In the past two weeks, Walker and I have flown through magenta and blue sunset stripes, over the Atlantic and Pacific Oceans, and through 11 time zones. We’ve walked through streamers and cheers and bells all the way to cobbled streets and damp dreariness.
When we left New York a week ago, the air was turning that perfect coolness, and everything was breathing deeply and contentedly. Who'd want to leave that?
We came to Scotland, and the past week has been devoted to clearing out, cleaning up, and accessorizing our little flat. It is tucked along a narrow wynd enclosed by stone walls that are just high enough to let some fruit fall onto the path. I took off my mittens to pick three golden apples from a tree in our yard today and felt like I was carrying home treasure, the way kids bring home robins’ shells, broken but oh-so-delicate and happily colored.
I was almost as excited to see hangers and light bulbs in my husbands’ bags this afternoon (I just like saying 'my husband'). I think I’m domestic. Speaking of, dinner plans went bad when the grocery was literally out of every spice I could think of needing for any possible entree. Epicurious to the rescue, and 45 minutes later, roasted chicken with potatoes and tomatoes (from a local green grocer) was sizzling and complete. We did have Haagen Dazs to feel like good Americans. And paid a mere $6 for the pint. Perfecto.

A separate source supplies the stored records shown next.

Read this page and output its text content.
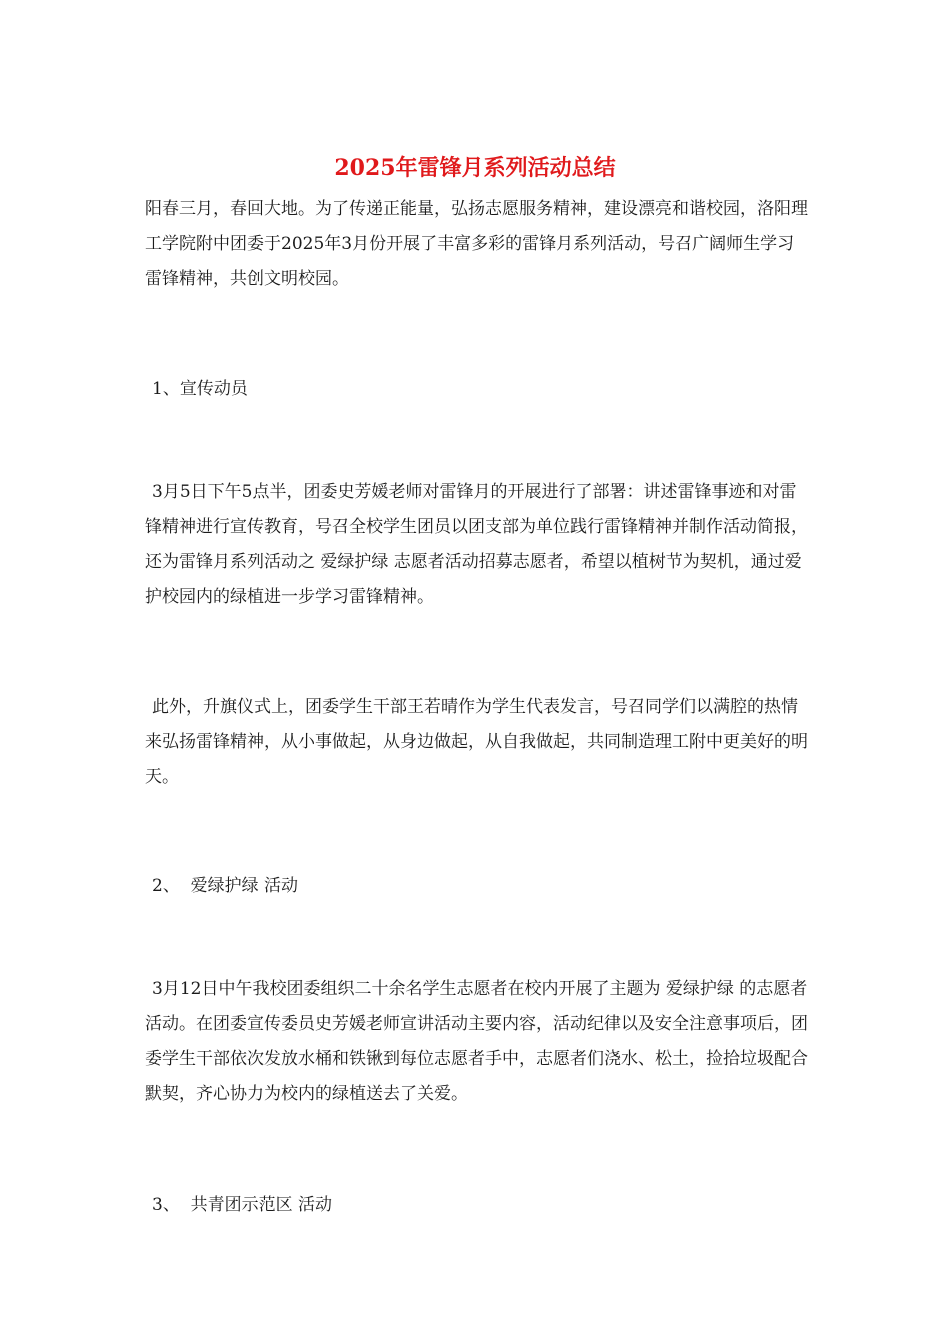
2025年雷锋月系列活动总结

阳春三月，春回大地。为了传递正能量，弘扬志愿服务精神，建设漂亮和谐校园，洛阳理工学院附中团委于2025年3月份开展了丰富多彩的雷锋月系列活动，号召广阔师生学习雷锋精神，共创文明校园。

1、宣传动员

3月5日下午5点半，团委史芳媛老师对雷锋月的开展进行了部署：讲述雷锋事迹和对雷锋精神进行宣传教育，号召全校学生团员以团支部为单位践行雷锋精神并制作活动简报，还为雷锋月系列活动之 爱绿护绿 志愿者活动招募志愿者，希望以植树节为契机，通过爱护校园内的绿植进一步学习雷锋精神。

此外，升旗仪式上，团委学生干部王若晴作为学生代表发言，号召同学们以满腔的热情来弘扬雷锋精神，从小事做起，从身边做起，从自我做起，共同制造理工附中更美好的明天。

2、  爱绿护绿 活动

3月12日中午我校团委组织二十余名学生志愿者在校内开展了主题为 爱绿护绿 的志愿者活动。在团委宣传委员史芳媛老师宣讲活动主要内容，活动纪律以及安全注意事项后，团委学生干部依次发放水桶和铁锹到每位志愿者手中，志愿者们浇水、松土，捡拾垃圾配合默契，齐心协力为校内的绿植送去了关爱。

3、  共青团示范区 活动
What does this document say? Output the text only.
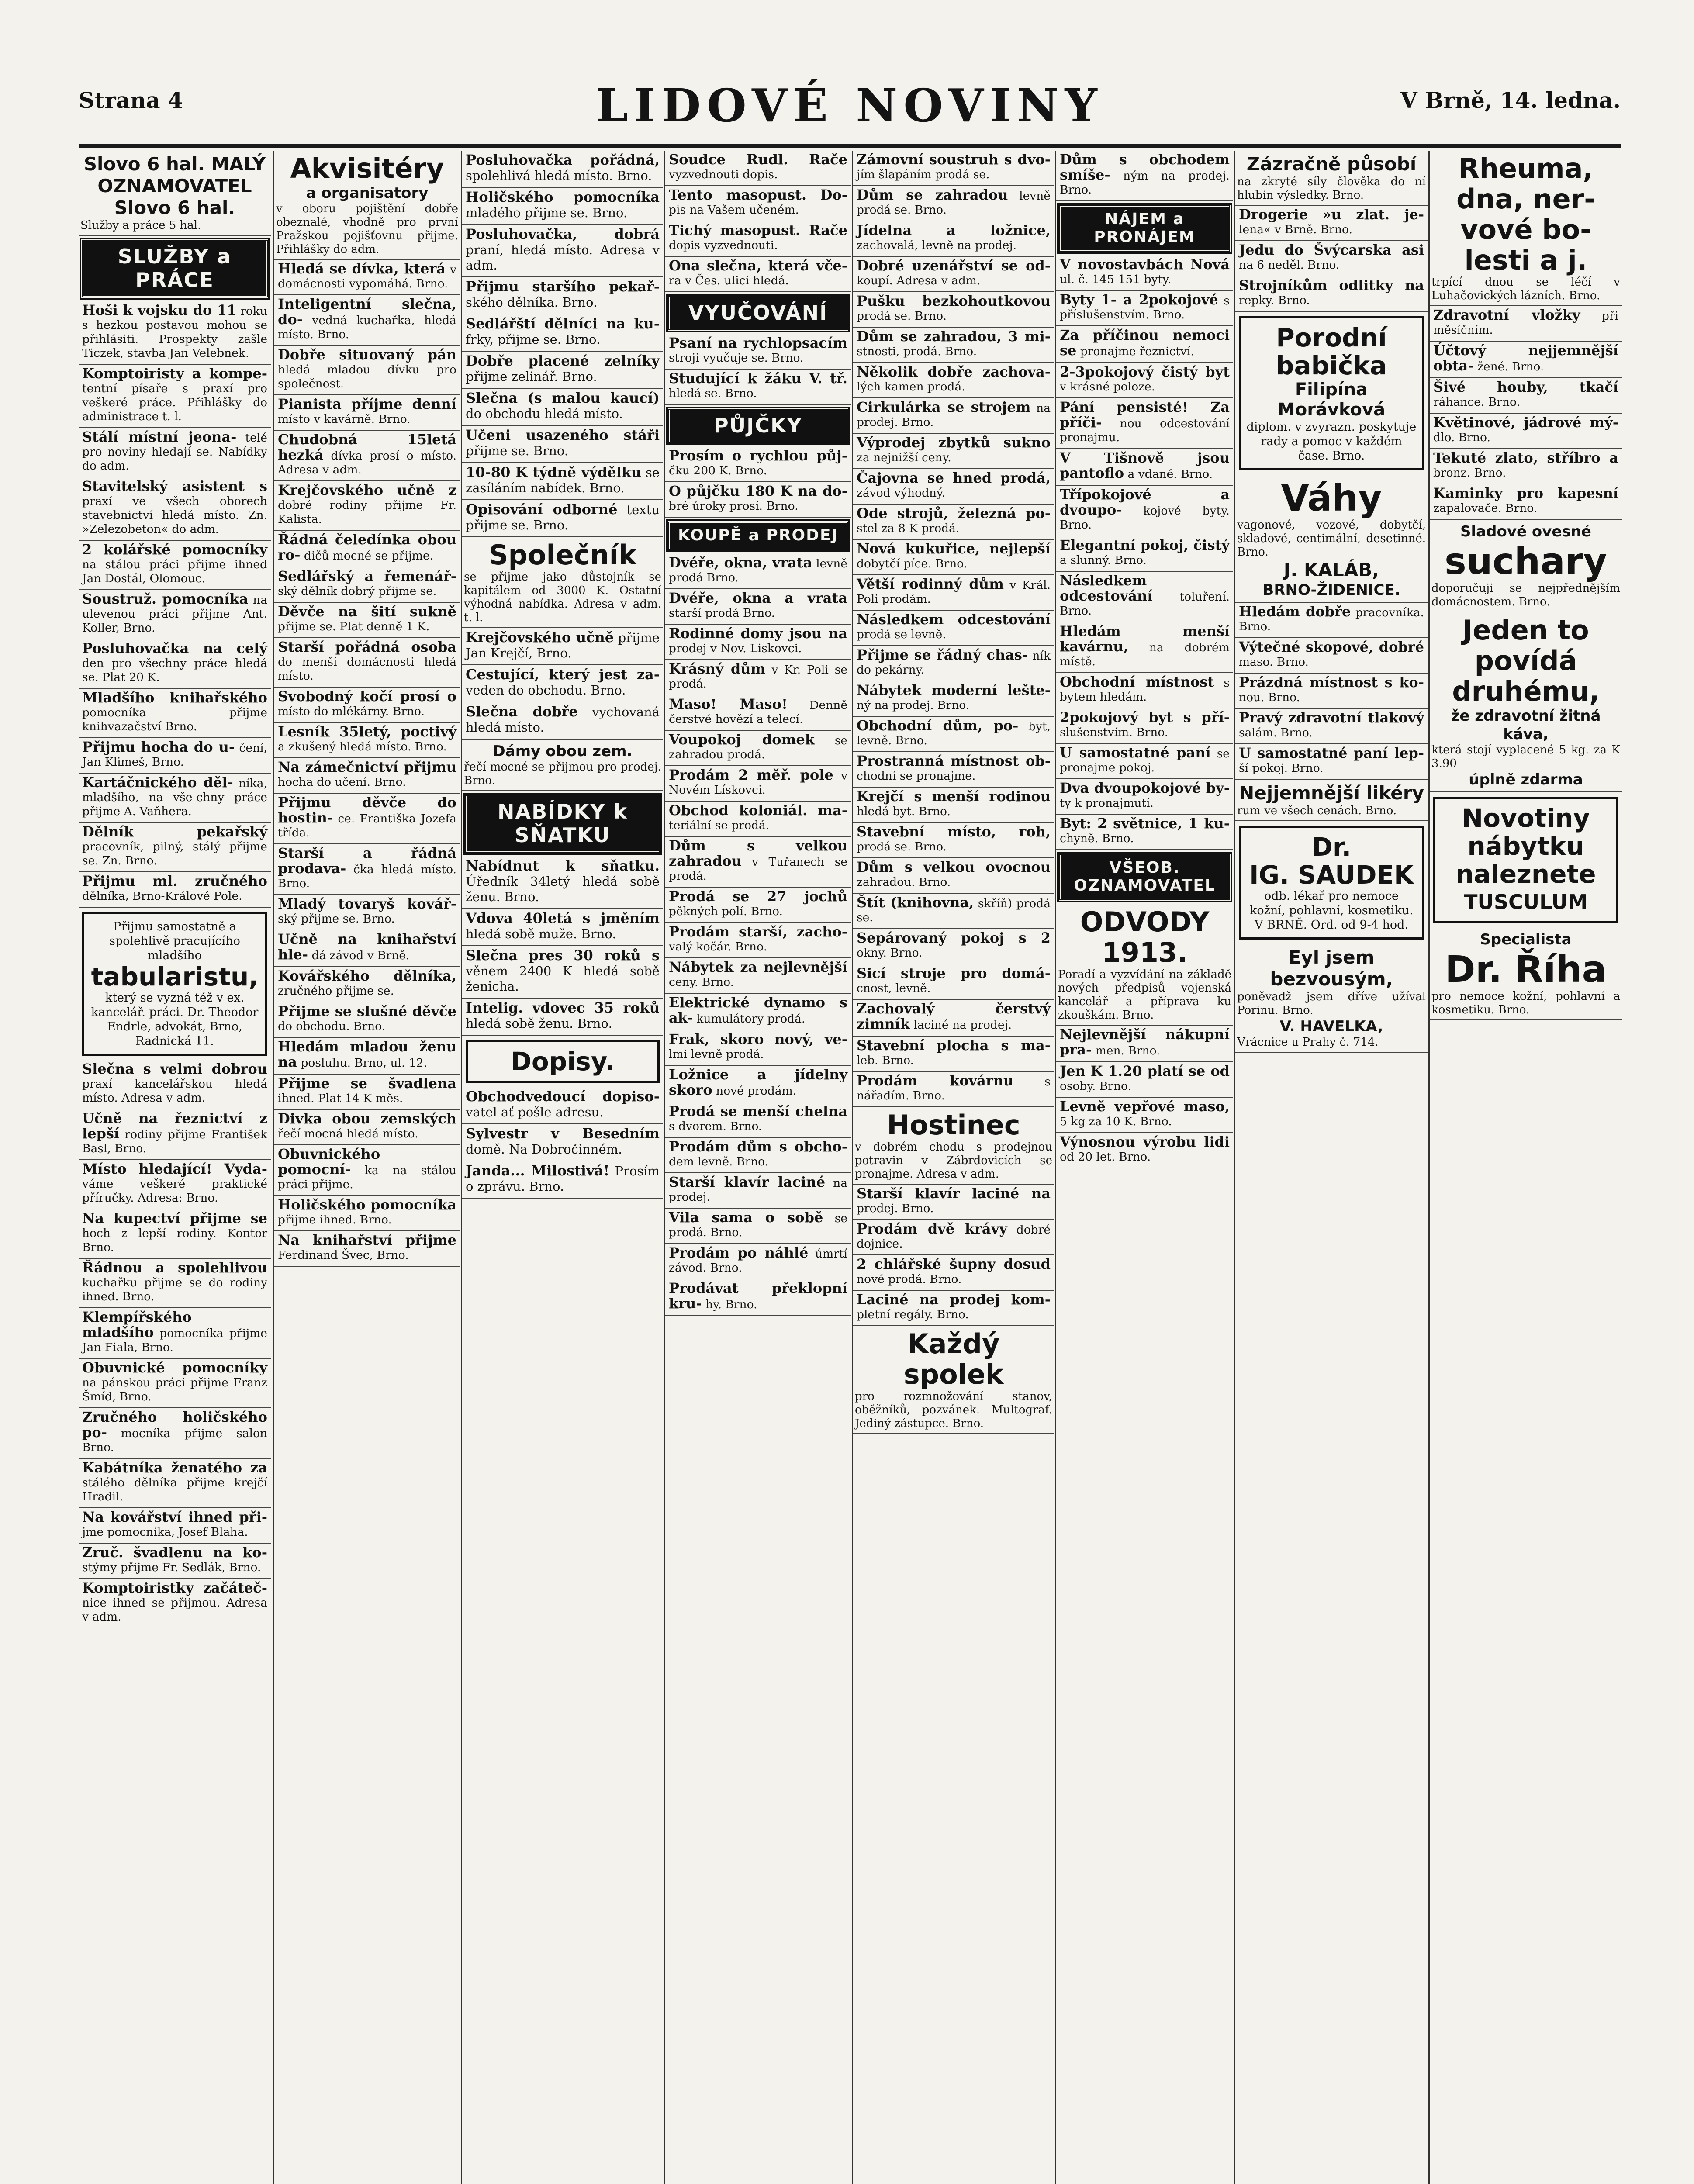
Strana 4	LIDOVÉ NOVINY	V Brně, 14. ledna.
Slovo 6 hal. MALÝ OZNAMOVATEL Slovo 6 hal.
Služby a práce 5 hal.
SLUŽBY a PRÁCE
Hoši k vojsku do 11 roku s hezkou postavou mohou se přihlásiti. Prospekty zašle Ticzek, stavba Jan Velebnek.
Komptoiristy a kompe- tentní písaře s praxí pro veškeré práce. Přihlášky do administrace t. l.
Stálí místní jeona- telé pro noviny hledají se. Nabídky do adm.
Stavitelský asistent s praxí ve všech oborech stavebnictví hledá místo. Zn. »Zelezobeton« do adm.
2 kolářské pomocníky na stálou práci přijme ihned Jan Dostál, Olomouc.
Soustruž. pomocníka na ulevenou práci přijme Ant. Koller, Brno.
Posluhovačka na celý den pro všechny práce hledá se. Plat 20 K.
Mladšího knihařského pomocníka přijme knihvazačství Brno.
Přijmu hocha do u- čení, Jan Klimeš, Brno.
Kartáčnického děl- níka, mladšího, na vše-chny práce přijme A. Vaňhera.
Dělník pekařský pracovník, pilný, stálý přijme se. Zn. Brno.
Přijmu ml. zručného dělníka, Brno-Králové Pole.
Přijmu samostatně a spolehlivě pracujícího mladšího
tabularistu,
který se vyzná též v ex. kancelář. práci. Dr. Theodor Endrle, advokát, Brno, Radnická 11.
Slečna s velmi dobrou praxí kancelářskou hledá místo. Adresa v adm.
Učně na řeznictví z lepší rodiny přijme František Basl, Brno.
Místo hledající! Vyda- váme veškeré praktické příručky. Adresa: Brno.
Na kupectví přijme se hoch z lepší rodiny. Kontor Brno.
Řádnou a spolehlivou kuchařku přijme se do rodiny ihned. Brno.
Klempířského mladšího pomocníka přijme Jan Fiala, Brno.
Obuvnické pomocníky na pánskou práci přijme Franz Šmíd, Brno.
Zručného holičského po- mocníka přijme salon Brno.
Kabátníka ženatého za stálého dělníka přijme krejčí Hradil.
Na kovářství ihned při- jme pomocníka, Josef Blaha.
Zruč. švadlenu na ko- stýmy přijme Fr. Sedlák, Brno.
Komptoiristky začáteč- nice ihned se přijmou. Adresa v adm.
Akvisitéry
a organisatory
v oboru pojištění dobře obeznalé, vhodně pro první Pražskou pojišťovnu přijme. Přihlášky do adm.
Hledá se dívka, která v domácnosti vypomáhá. Brno.
Inteligentní slečna, do- vedná kuchařka, hledá místo. Brno.
Dobře situovaný pán hledá mladou dívku pro společnost.
Pianista příjme denní místo v kavárně. Brno.
Chudobná 15letá hezká dívka prosí o místo. Adresa v adm.
Krejčovského učně z dobré rodiny přijme Fr. Kalista.
Řádná čeledínka obou ro- dičů mocné se přijme.
Sedlářský a řemenář- ský dělník dobrý přijme se.
Děvče na šití sukně přijme se. Plat denně 1 K.
Starší pořádná osoba do menší domácnosti hledá místo.
Svobodný kočí prosí o místo do mlékárny. Brno.
Lesník 35letý, poctivý a zkušený hledá místo. Brno.
Na zámečnictví přijmu hocha do učení. Brno.
Přijmu děvče do hostin- ce. Františka Jozefa třída.
Starší a řádná prodava- čka hledá místo. Brno.
Mladý tovaryš kovář- ský přijme se. Brno.
Učně na knihařství hle- dá závod v Brně.
Kovářského dělníka, zručného přijme se.
Přijme se slušné děvče do obchodu. Brno.
Hledám mladou ženu na posluhu. Brno, ul. 12.
Přijme se švadlena ihned. Plat 14 K měs.
Divka obou zemských řečí mocná hledá místo.
Obuvnického pomocní- ka na stálou práci přijme.
Holičského pomocníka přijme ihned. Brno.
Na knihařství přijme Ferdinand Švec, Brno.
Posluhovačka pořádná, spolehlivá hledá místo. Brno.
Holičského pomocníka mladého přijme se. Brno.
Posluhovačka, dobrá praní, hledá místo. Adresa v adm.
Přijmu staršího pekař- ského dělníka. Brno.
Sedlářští dělníci na ku- frky, přijme se. Brno.
Dobře placené zelníky přijme zelinář. Brno.
Slečna (s malou kaucí) do obchodu hledá místo.
Učeni usazeného stáři přijme se. Brno.
10-80 K týdně výdělku se zasíláním nabídek. Brno.
Opisování odborné textu přijme se. Brno.
Společník
se přijme jako důstojník se kapitálem od 3000 K. Ostatní výhodná nabídka. Adresa v adm. t. l.
Krejčovského učně přijme Jan Krejčí, Brno.
Cestující, který jest za- veden do obchodu. Brno.
Slečna dobře vychovaná hledá místo.
Dámy obou zem.
řečí mocné se přijmou pro prodej. Brno.
NABÍDKY k SŇATKU
Nabídnut k sňatku. Úředník 34letý hledá sobě ženu. Brno.
Vdova 40letá s jměním hledá sobě muže. Brno.
Slečna pres 30 roků s věnem 2400 K hledá sobě ženicha.
Intelig. vdovec 35 roků hledá sobě ženu. Brno.
Dopisy.
Obchodvedoucí dopiso- vatel ať pošle adresu.
Sylvestr v Besedním domě. Na Dobročinném.
Janda... Milostivá! Prosím o zprávu. Brno.
Soudce Rudl. Rače vyzvednouti dopis.
Tento masopust. Do- pis na Vašem učeném.
Tichý masopust. Rače dopis vyzvednouti.
Ona slečna, která vče- ra v Čes. ulici hledá.
VYUČOVÁNÍ
Psaní na rychlopsacím stroji vyučuje se. Brno.
Studující k žáku V. tř. hledá se. Brno.
PŮJČKY
Prosím o rychlou půj- čku 200 K. Brno.
O půjčku 180 K na do- bré úroky prosí. Brno.
KOUPĚ a PRODEJ
Dvéře, okna, vrata levně prodá Brno.
Dvéře, okna a vrata starší prodá Brno.
Rodinné domy jsou na prodej v Nov. Liskovci.
Krásný dům v Kr. Poli se prodá.
Maso! Maso! Denně čerstvé hovězí a telecí.
Voupokoj domek se zahradou prodá.
Prodám 2 měř. pole v Novém Lískovci.
Obchod koloniál. ma- teriální se prodá.
Dům s velkou zahradou v Tuřanech se prodá.
Prodá se 27 jochů pěkných polí. Brno.
Prodám starší, zacho- valý kočár. Brno.
Nábytek za nejlevnější ceny. Brno.
Elektrické dynamo s ak- kumulátory prodá.
Frak, skoro nový, ve- lmi levně prodá.
Ložnice a jídelny skoro nové prodám.
Prodá se menší chelna s dvorem. Brno.
Prodám dům s obcho- dem levně. Brno.
Starší klavír laciné na prodej.
Vila sama o sobě se prodá. Brno.
Prodám po náhlé úmrtí závod. Brno.
Prodávat překlopní kru- hy. Brno.
Zámovní soustruh s dvo- jím šlapáním prodá se.
Dům se zahradou levně prodá se. Brno.
Jídelna a ložnice, zachovalá, levně na prodej.
Dobré uzenářství se od- koupí. Adresa v adm.
Pušku bezkohoutkovou prodá se. Brno.
Dům se zahradou, 3 mi- stnosti, prodá. Brno.
Několik dobře zachova- lých kamen prodá.
Cirkulárka se strojem na prodej. Brno.
Výprodej zbytků sukno za nejnižší ceny.
Čajovna se hned prodá, závod výhodný.
Ode strojů, železná po- stel za 8 K prodá.
Nová kukuřice, nejlepší dobytčí píce. Brno.
Větší rodinný dům v Král. Poli prodám.
Následkem odcestování prodá se levně.
Přijme se řádný chas- ník do pekárny.
Nábytek moderní lešte- ný na prodej. Brno.
Obchodní dům, po- byt, levně. Brno.
Prostranná místnost ob- chodní se pronajme.
Krejčí s menší rodinou hledá byt. Brno.
Stavební místo, roh, prodá se. Brno.
Dům s velkou ovocnou zahradou. Brno.
Štít (knihovna, skříň) prodá se.
Sepárovaný pokoj s 2 okny. Brno.
Sicí stroje pro domá- cnost, levně.
Zachovalý čerstvý zimník laciné na prodej.
Stavební plocha s ma- leb. Brno.
Prodám kovárnu	s nářadím. Brno.
Hostinec
v dobrém chodu s prodejnou potravin v Zábrdovicích se pronajme. Adresa v adm.
Starší klavír laciné na prodej. Brno.
Prodám dvě krávy dobré dojnice.
2 chlářské šupny dosud nové prodá. Brno.
Laciné na prodej kom- pletní regály. Brno.
Každý spolek
pro rozmnožování stanov, oběžníků, pozvánek. Multograf. Jediný zástupce. Brno.
Dům s obchodem smíše- ným na prodej. Brno.
NÁJEM a PRONÁJEM
V novostavbách Nová ul. č. 145-151 byty.
Byty 1- a 2pokojové s příslušenstvím. Brno.
Za příčinou nemoci se pronajme řeznictví.
2-3pokojový čistý byt v krásné poloze.
Pání pensisté! Za příči- nou odcestování pronajmu.
V Tišnově jsou pantoflo a vdané. Brno.
Třípokojové a dvoupo- kojové byty. Brno.
Elegantní pokoj, čistý a slunný. Brno.
Následkem odcestování toluření. Brno.
Hledám menší kavárnu, na dobrém místě.
Obchodní místnost s bytem hledám.
2pokojový byt s pří- slušenstvím. Brno.
U samostatné paní se pronajme pokoj.
Dva dvoupokojové by- ty k pronajmutí.
Byt: 2 světnice, 1 ku- chyně. Brno.
VŠEOB. OZNAMOVATEL
ODVODY 1913.
Poradí a vyzvídání na základě nových předpisů vojenská kancelář a příprava ku zkouškám. Brno.
Nejlevnější nákupní pra- men. Brno.
Jen K 1.20 platí se od osoby. Brno.
Levně vepřové maso, 5 kg za 10 K. Brno.
Výnosnou výrobu lidi od 20 let. Brno.
Zázračně působí
na zkryté síly člověka do ní hlubín výsledky. Brno.
Drogerie »u zlat. je- lena« v Brně. Brno.
Jedu do Švýcarska asi na 6 neděl. Brno.
Strojníkům odlitky na repky. Brno.
Porodní
babička
Filipína Morávková
diplom. v zvyrazn. poskytuje rady a pomoc v každém čase. Brno.
Váhy
vagonové, vozové, dobytčí, skladové, centimální, desetinné. Brno.
J. KALÁB,
BRNO-ŽIDENICE.
Hledám dobře pracovníka. Brno.
Výtečné skopové, dobré maso. Brno.
Prázdná místnost s ko- nou. Brno.
Pravý zdravotní tlakový salám. Brno.
U samostatné paní lep- ší pokoj. Brno.
Nejjemnější likéry
rum ve všech cenách. Brno.
Dr.
IG. SAUDEK
odb. lékař pro nemoce kožní, pohlavní, kosmetiku. V BRNĚ. Ord. od 9-4 hod.
Eyl jsem bezvousým,
poněvadž jsem dříve užíval Porinu. Brno.
V. HAVELKA,
Vrácnice u Prahy č. 714.
Rheuma,
dna, ner-
vové bo-
lesti a j.
trpící dnou se léčí v Luhačovických lázních. Brno.
Zdravotní vložky při měsíčním.
Účtový nejjemnější obta- žené. Brno.
Šivé houby, tkačí ráhance. Brno.
Květinové, jádrové mý- dlo. Brno.
Tekuté zlato, stříbro a bronz. Brno.
Kaminky pro kapesní zapalovače. Brno.
Sladové ovesné
suchary
doporučuji se nejpřednějším domácnostem. Brno.
Jeden to
povídá
druhému,
že zdravotní žitná káva,
která stojí vyplacené 5 kg. za K 3.90
úplně zdarma
Novotiny
nábytku
naleznete
TUSCULUM
Specialista
Dr. Říha
pro nemoce kožní, pohlavní a kosmetiku. Brno.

Everywhere I live, part of me misses every other place I’ve lived during that season. Autumn in New Jersey reminds me of soccer games and apple cider donuts and candy corn. Autumn in Pennsylvania is hay rides and hot pretzels and sunsets over farmland. In Tennessee, the mountains turned so slowly to gold, and we made s’mores and smelled like camp smoke and tromped up the mountain through mounds of leaves.
In Scotland, the air is clean, the winds are persistent and cool. And it is green. The grass is so green. Always damp and green. Sometimes I wonder why the grass doesn’t just get sick of all the water and give up. But every day I pull on my winter hat and walk out to a green lawn. It is always thankful for the rain. I love that.
It is almost October, and the streets are still lined with window boxes bubbling reds and purples and greens.
Walker and I miss autumn in America. We miss the people with whom we shared autumn smells and tastes and laughs and cheers. Autumn is different here, and we long for the memories we connect with it to be true again, those crisp, apple-and-pumpkin memories. But home is here.